The map that shows where people really live
Mar 10th 2026
A population cartogram built from 2018 data redraws the world by people instead of land, revealing who lives where and why conventional maps can mislead when we track global living conditions.
- A population cartogram rescales countries by number of people, not land area, so small dense countries grow and large sparsely populated countries shrink.
- This cartogram is based on 2018 data and uses 15,266 squares where each square represents 500,000 people, totaling a world population of 7.633 billion.
- China (1.415 billion) and India (1.354 billion) are the two most populous countries and together shape global trends in living conditions.
- Thirteen countries have more than 100 million people, including the United States (326.8 million), Indonesia (266.8 million), and Nigeria (195.9 million).

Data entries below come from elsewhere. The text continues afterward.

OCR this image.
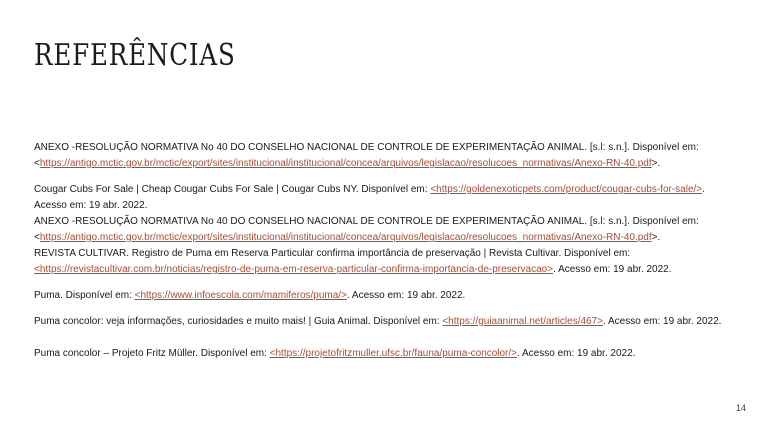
REFERÊNCIAS

ANEXO -RESOLUÇÃO NORMATIVA No 40 DO CONSELHO NACIONAL DE CONTROLE DE EXPERIMENTAÇÃO ANIMAL. [s.l: s.n.]. Disponível em: <https://antigo.mctic.gov.br/mctic/export/sites/institucional/institucional/concea/arquivos/legislacao/resolucoes_normativas/Anexo-RN-40.pdf>.

Cougar Cubs For Sale | Cheap Cougar Cubs For Sale | Cougar Cubs NY. Disponível em: <https://goldenexoticpets.com/product/cougar-cubs-for-sale/>. Acesso em: 19 abr. 2022.

ANEXO -RESOLUÇÃO NORMATIVA No 40 DO CONSELHO NACIONAL DE CONTROLE DE EXPERIMENTAÇÃO ANIMAL. [s.l: s.n.]. Disponível em: <https://antigo.mctic.gov.br/mctic/export/sites/institucional/institucional/concea/arquivos/legislacao/resolucoes_normativas/Anexo-RN-40.pdf>.

REVISTA CULTIVAR. Registro de Puma em Reserva Particular confirma importância de preservação | Revista Cultivar. Disponível em: <https://revistacultivar.com.br/noticias/registro-de-puma-em-reserva-particular-confirma-importancia-de-preservacao>. Acesso em: 19 abr. 2022.

Puma. Disponível em: <https://www.infoescola.com/mamiferos/puma/>. Acesso em: 19 abr. 2022.

Puma concolor: veja informações, curiosidades e muito mais! | Guia Animal. Disponível em: <https://guiaanimal.net/articles/467>. Acesso em: 19 abr. 2022.

Puma concolor – Projeto Fritz Müller. Disponível em: <https://projetofritzmuller.ufsc.br/fauna/puma-concolor/>. Acesso em: 19 abr. 2022.

14
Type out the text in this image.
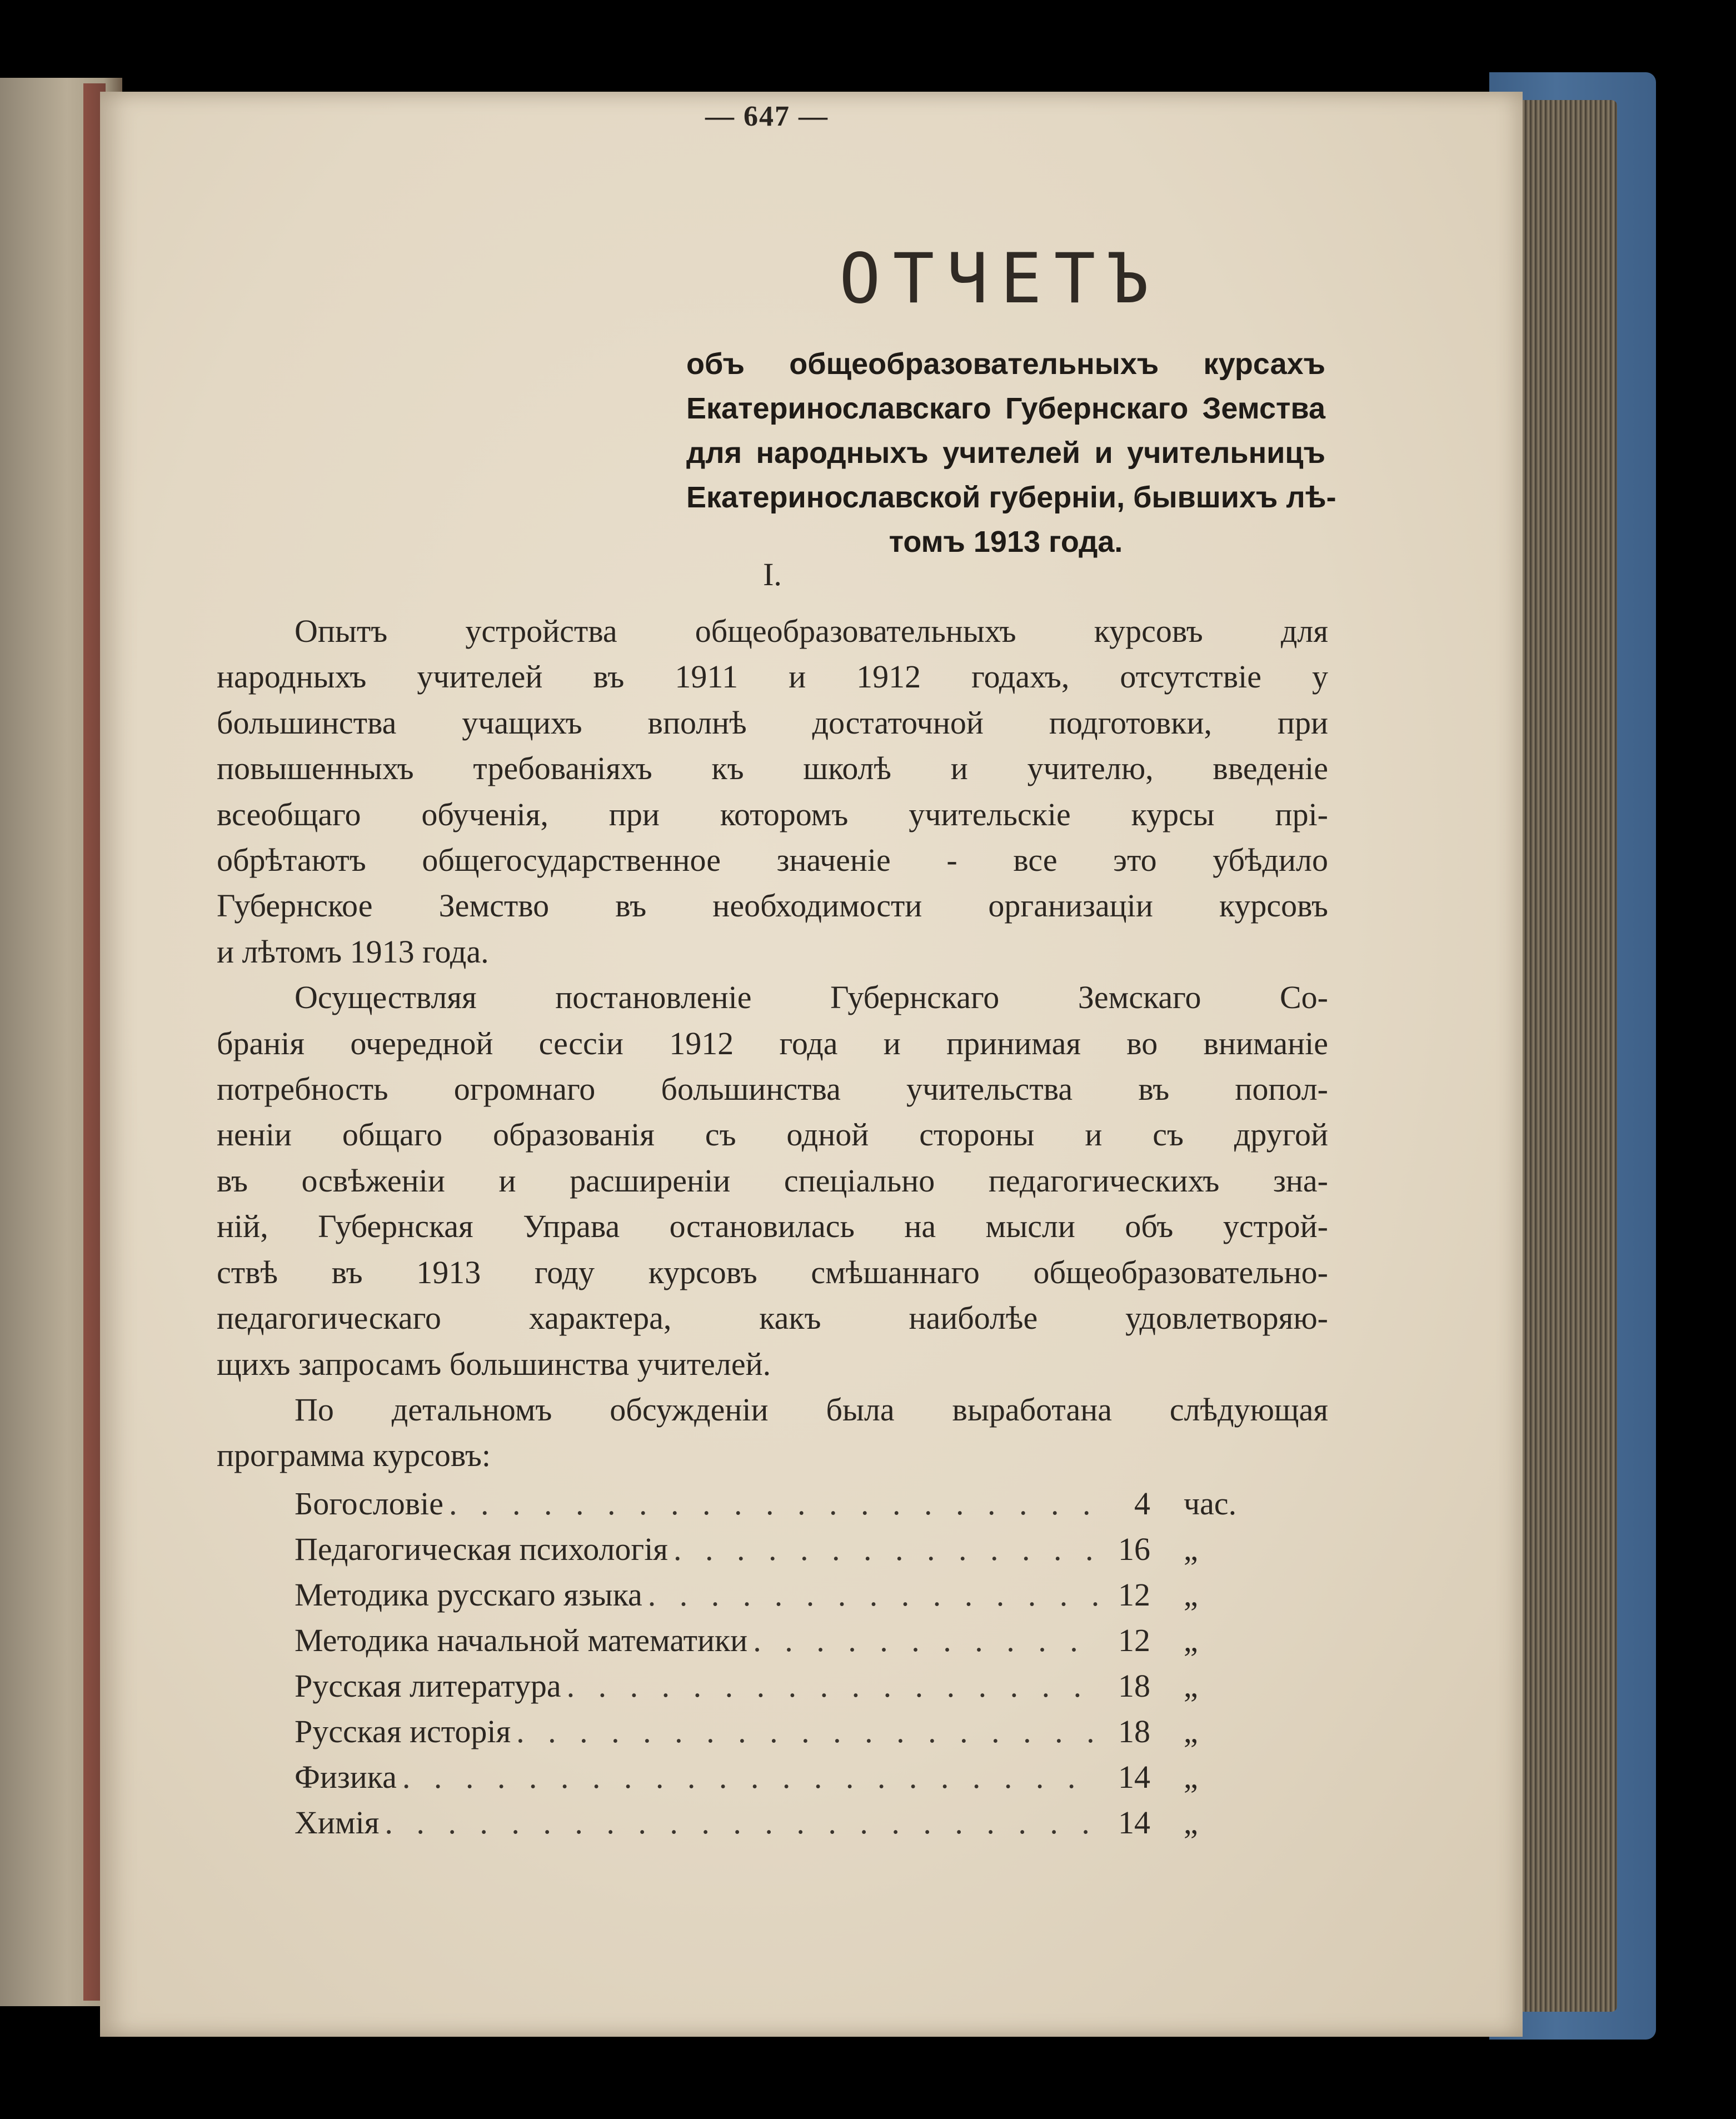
— 647 —
ОТЧЕТЪ
объ общеобразовательныхъ курсахъ
Екатеринославскаго Губернскаго Земства
для народныхъ учителей и учительницъ
Екатеринославской губерніи, бывшихъ лѣ-
томъ 1913 года.
I.
Опытъ устройства общеобразовательныхъ курсовъ для
народныхъ учителей въ 1911 и 1912 годахъ, отсутствіе у
большинства учащихъ вполнѣ достаточной подготовки, при
повышенныхъ требованіяхъ къ школѣ и учителю, введеніе
всеобщаго обученія, при которомъ учительскіе курсы прі-
обрѣтаютъ общегосударственное значеніе - все это убѣдило
Губернское Земство въ необходимости организаціи курсовъ
и лѣтомъ 1913 года.
Осуществляя постановленіе Губернскаго Земскаго Со-
бранія очередной сессіи 1912 года и принимая во вниманіе
потребность огромнаго большинства учительства въ попол-
неніи общаго образованія съ одной стороны и съ другой
въ освѣженіи и расширеніи спеціально педагогическихъ зна-
ній, Губернская Управа остановилась на мысли объ устрой-
ствѣ въ 1913 году курсовъ смѣшаннаго общеобразовательно-
педагогическаго характера, какъ наиболѣе удовлетворяю-
щихъ запросамъ большинства учителей.
По детальномъ обсужденіи была выработана слѣдующая
программа курсовъ:
Богословіе . . .	4	час.
Педагогическая психологія . . .	16	„
Методика русскаго языка . . .	12	„
Методика начальной математики . . .	12	„
Русская литература . . .	18	„
Русская исторія . . .	18	„
Физика . . .	14	„
Химія . . .	14	„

- Asia contains about 60 percent of the world population, Africa about 1 in 6 people, Europe about 711 million (under 10 percent), and the Americas about 1.015 billion.
- Population density extremes shift the visual map: Bangladesh has about 1,252 people per km2 while Canada has about 4 people per km2.
- Despite covering 11 percent of the world land area, Russia has under 2 percent of the world population, making it much smaller on the cartogram than on a geographic map.
- India's fertility fell to about 2.22 children per woman in 2018 and demographic momentum means its population is projected to reach roughly 1.65 billion by 2060.